Em 1830, a apenas umas poucas milhas do que é agora a grande cidade de Cincinati, estendia-se uma selva imensa e quase virgem. Toda a região estava escassamente povoada por gente de fronteira, almas inquietas, que mal conseguiam levantar no deserto um lar mais ou menos confortável e alcançavam esse grau de prosperidade, que atualmente chamaríamos de indigência, abandonavam tudo e, levados por um misterioso impulso de sua natureza, seguiam seu caminho para o oeste, para afrontar novos riscos e privações, com o fim de obter as mesmas comodidades às quais voluntariamente haviam renunciado.

Muitos haviam deixado essa comarca para encaminhar-se para as povoações mais remotas; porém, entre os que ficavam, havia um que tinha sido o. primeiro a chegar. Vivia só, numa cabana de troncos, rodeado pela grande espessura da mata, de cuja escuridão e silêncio parecia participar, pois ninguém o vira jamais sorrir ou pronunciar uma palavra supérflua. Atendia a suas necessidades, muito simples, com a venda ou a troca de peles de animais selvagens; porém, nada cultivava na terra sobre a qual exercia inquestionado direito de posse. Ficavam, no entanto, certos indícios de "melhoras”: vários acres de terreno adjacente à sua cabana tinham sido antanho desmontados, porém os troncos apodrecidos já estavam semiocultos pelo mato e os rebentos que já começavam a mitigar os estragos causados pelo machado em tempo distante. Era evidente que as inclinações agrícolas do homem se haviam consumido com chama vacilante, expirando em arrependidas cinzas...

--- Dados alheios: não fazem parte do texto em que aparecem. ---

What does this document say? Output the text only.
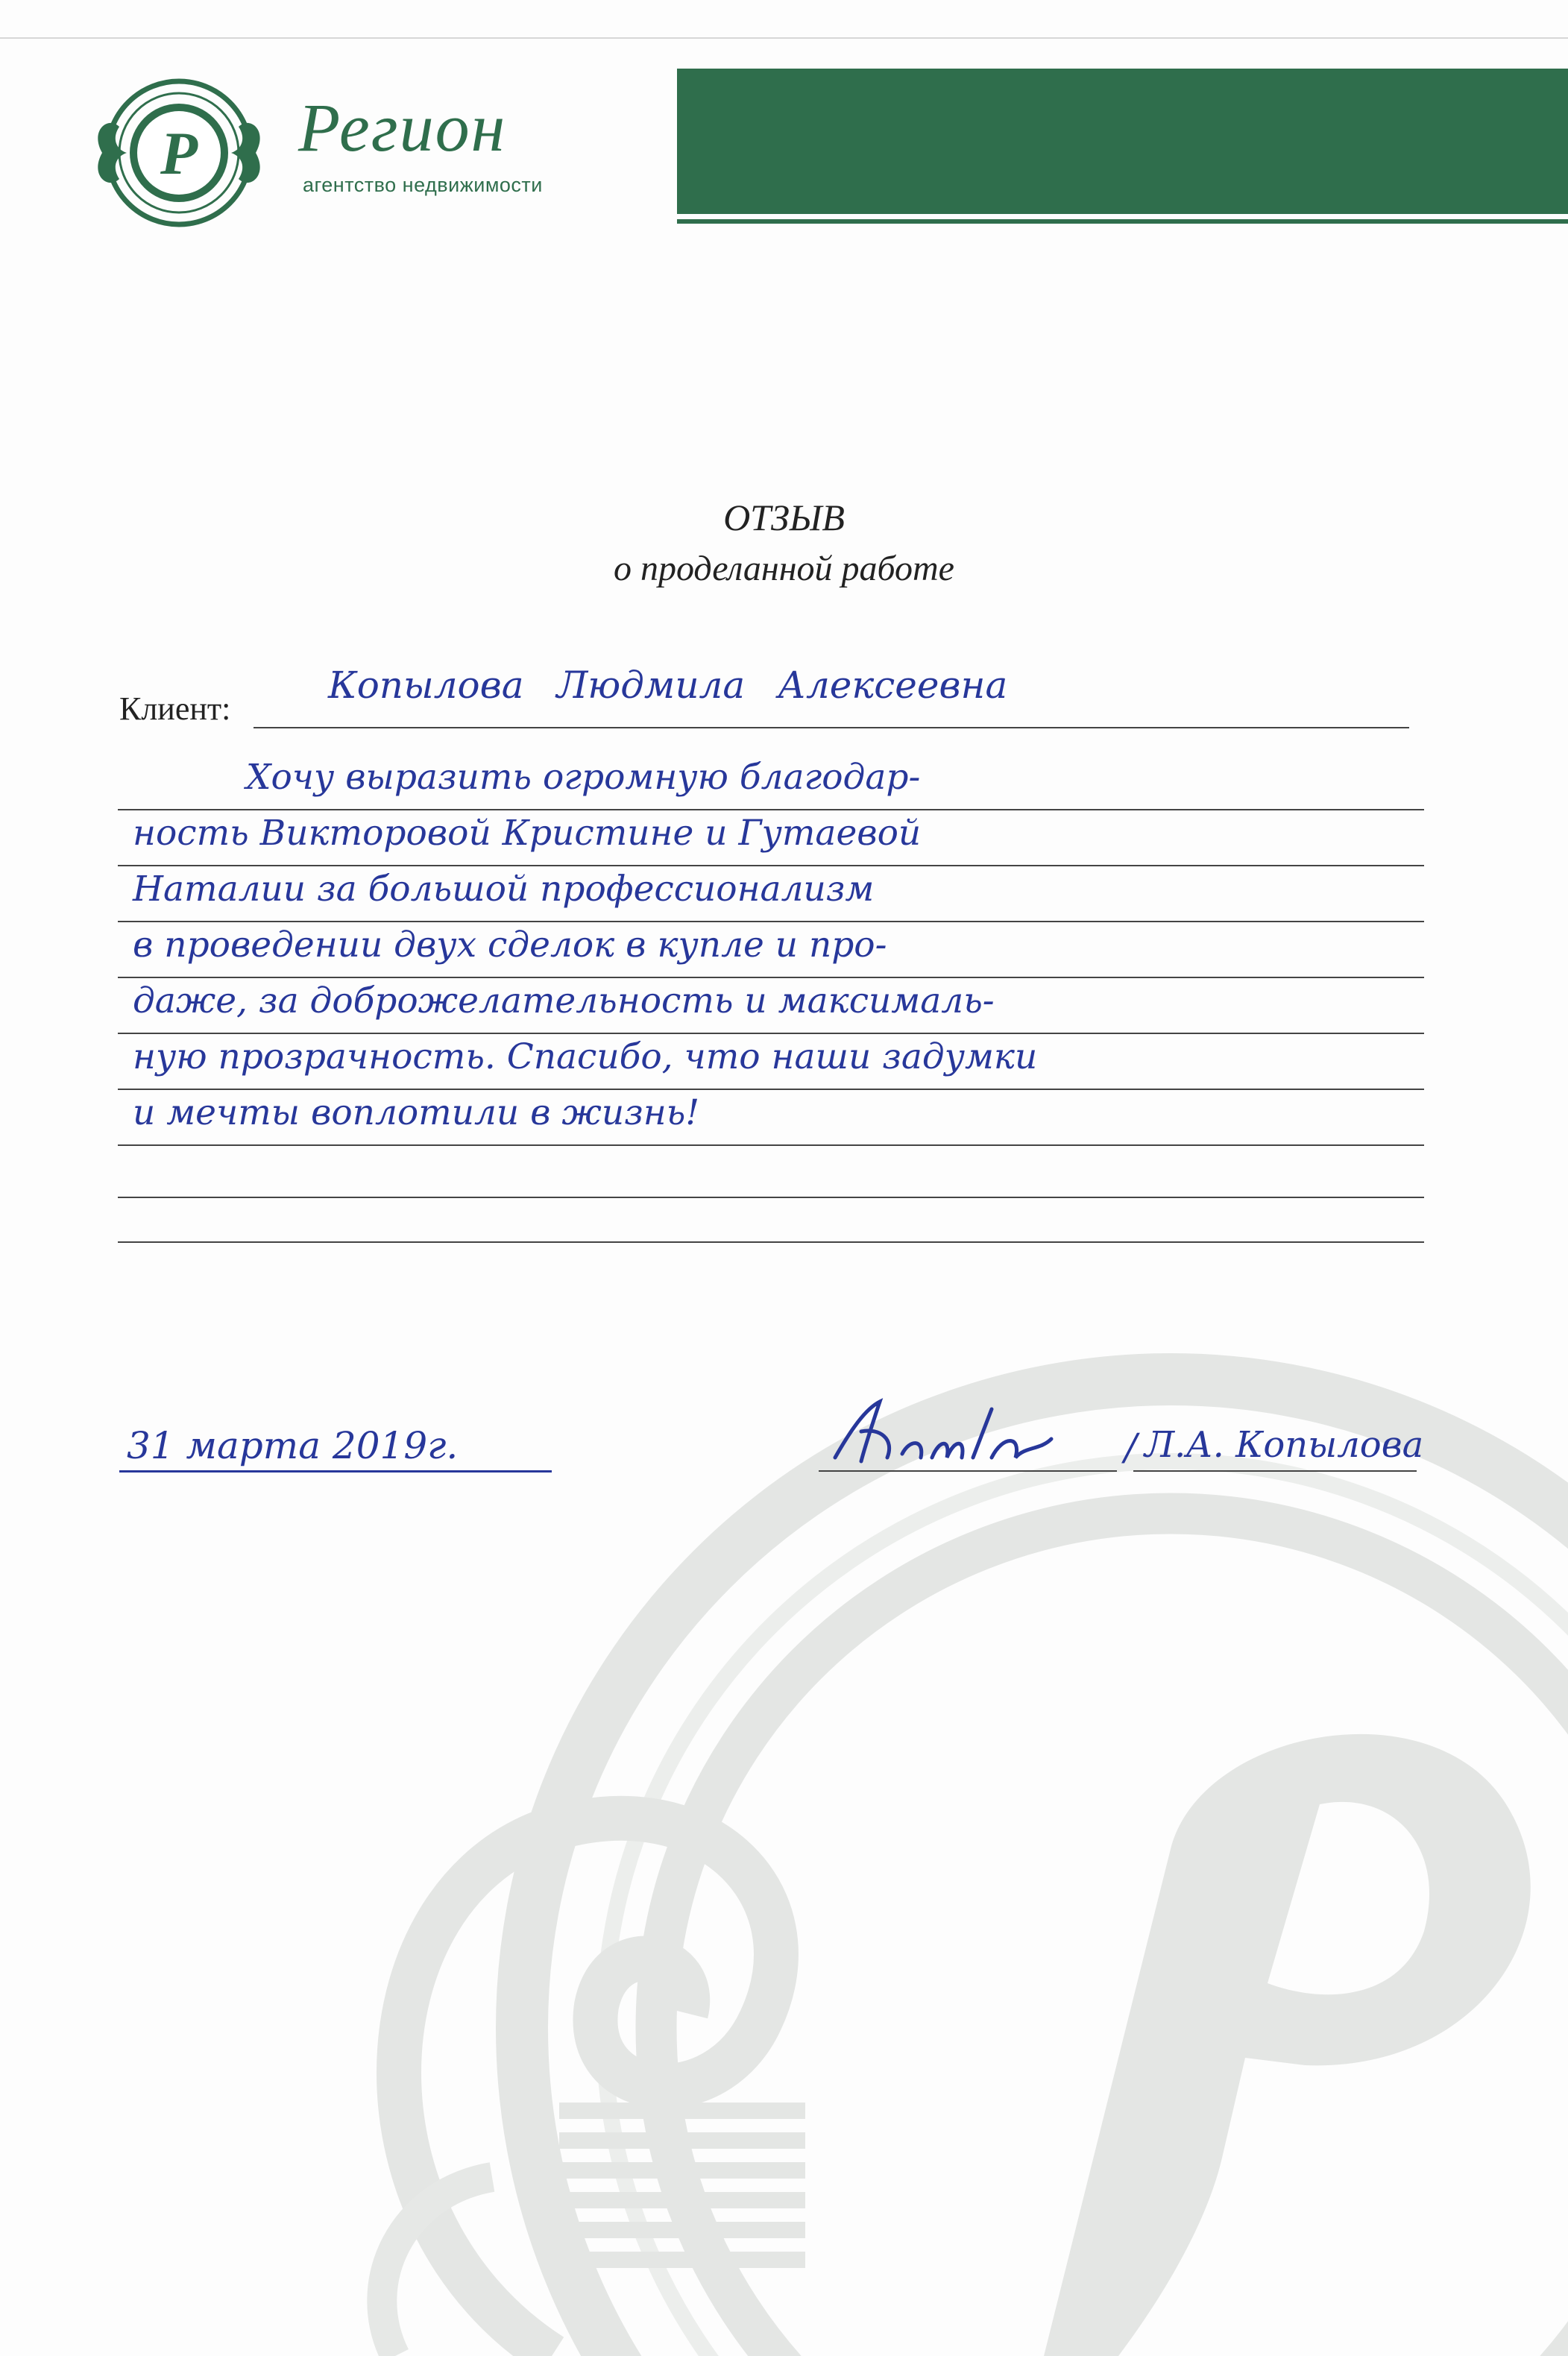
Р Регион
агентство недвижимости
ОТЗЫВ
о проделанной работе
Клиент:
Копылова Людмила Алексеевна
Хочу выразить огромную благодар-
ность Викторовой Кристине и Гутаевой
Наталии за большой профессионализм
в проведении двух сделок в купле и про-
даже, за доброжелательность и максималь-
ную прозрачность. Спасибо, что наши задумки
и мечты воплотили в жизнь!
31 марта 2019г.	/ Л.А. Копылова
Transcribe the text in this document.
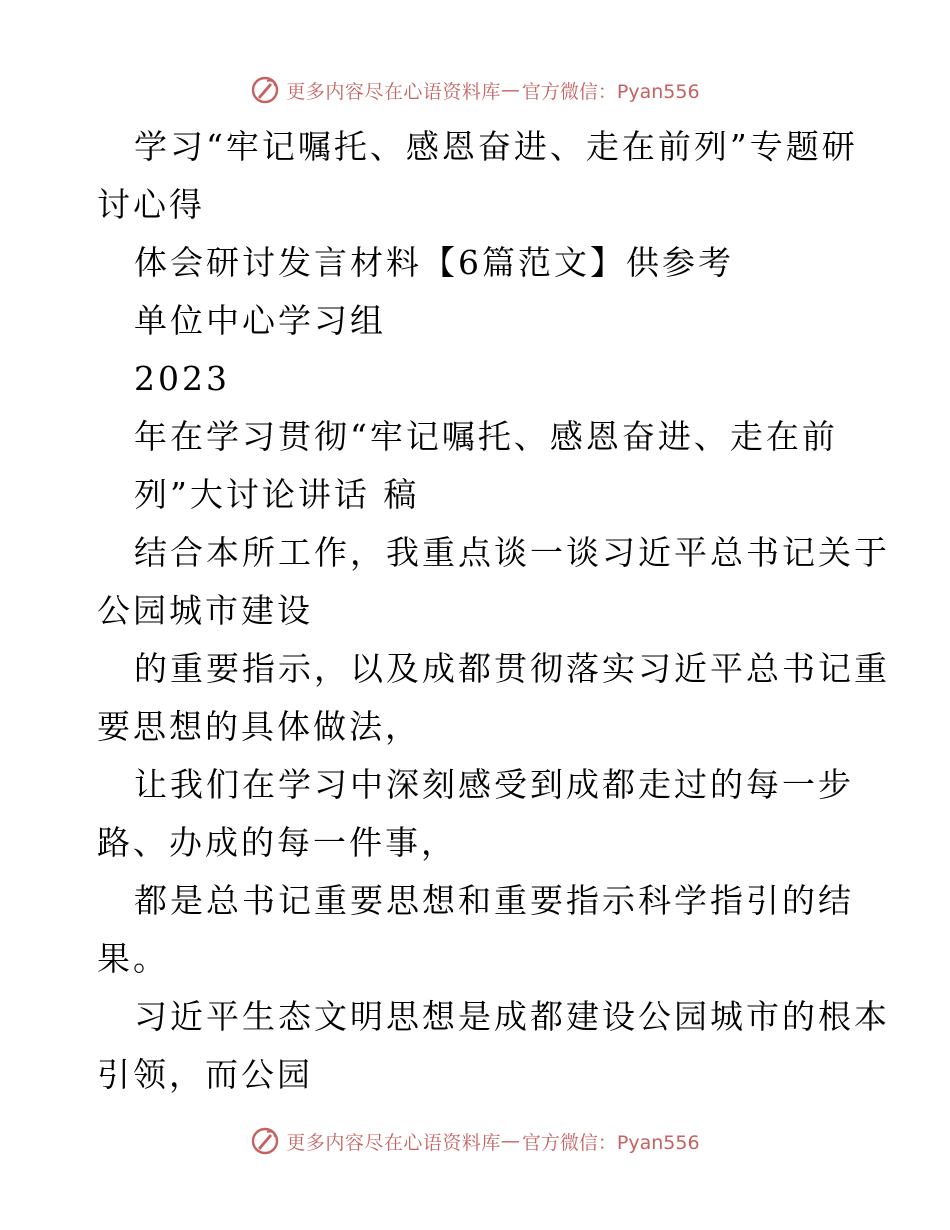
更多内容尽在心语资料库 — 官方微信：Pyan556
学习“牢记嘱托、感恩奋进、走在前列”专题研
讨心得
体会研讨发言材料【6篇范文】供参考
单位中心学习组
2023
年在学习贯彻“牢记嘱托、感恩奋进、走在前
列”大讨论讲话 稿
结合本所工作，我重点谈一谈习近平总书记关于
公园城市建设
的重要指示，以及成都贯彻落实习近平总书记重
要思想的具体做法，
让我们在学习中深刻感受到成都走过的每一步
路、办成的每一件事，
都是总书记重要思想和重要指示科学指引的结
果。
习近平生态文明思想是成都建设公园城市的根本
引领，而公园
更多内容尽在心语资料库 — 官方微信：Pyan556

A cabana de troncos, com sua chaminé de madeira, suas corroídas telhas de madeira e seu assoalho de barro batido, tinha uma só porta e, no lado oposto, uma janela. Esta, no entanto, estava fechada com tábuas desde tempo imemorial. E ninguém sabia por quê. O ar e a luz, certamente, não desagradavam ao seu ocupante, pois, nas raras ocasiões em que um caçador passava pelo lugar solitário, via o recluso ensolarando-se no umbral, como se a luz do sol fosse para ele uma necessidade que o céu satisfazia. Bem poucos, creio, conhecem o segredo dessa janela. Porém eu sou um deles, como os leitores verão no devido tempo. O homem se chamava Murdock. Aparentava uns setenta anos, porém tinha somente cinquenta. À parte a idade, havia envelhecido por outra causa. Seus cabelos e sua barba, longa e espessa, eram brancos, os olhos opacos e encovados, o rosto singularmente sulcado de rugas que pareciam pertencer a dois sistemas intersectantes. De corpo era alto e magro, encurvado de ombros como um carregador. Eu nunca o vi; esses detalhes sabia meu avô, que me contou a história quando eu era menino. Ele, sim, conheceu o solitário naquela distante época; viveu longo tempo num lugar próximo da cabana.

Um dia — muito depois — encontraram o sr. Murdock morto na cabana. Nem a ocasião nem o sítio se prestavam para as averiguações judiciais ou a curiosidade jornalística. Resolveu-se, suponho, que havia morrido por causas naturais; em caso contrário, alguém o haveria contado e eu me recordaria. Sei apenas que o cadáver foi enterrado — dadas as circunstâncias — junto da cabana, onde havia o túmulo de sua esposa, que o precedera de muitos anos: tantos que a tradição local apenas retivera a memória da sua existência.

Assim conclui o capítulo final desta verdadeira história... Assim concluiria, melhor diria, se anos mais tarde, em companhia de um amigo igualmente intrépido, não me tivesse internado na região, acercando-me até uns trinta metros da cabana... e logo fugimos, para escapar do fantasma que, como sabiam todos os meninos das imediações, frequentava aquele lugar.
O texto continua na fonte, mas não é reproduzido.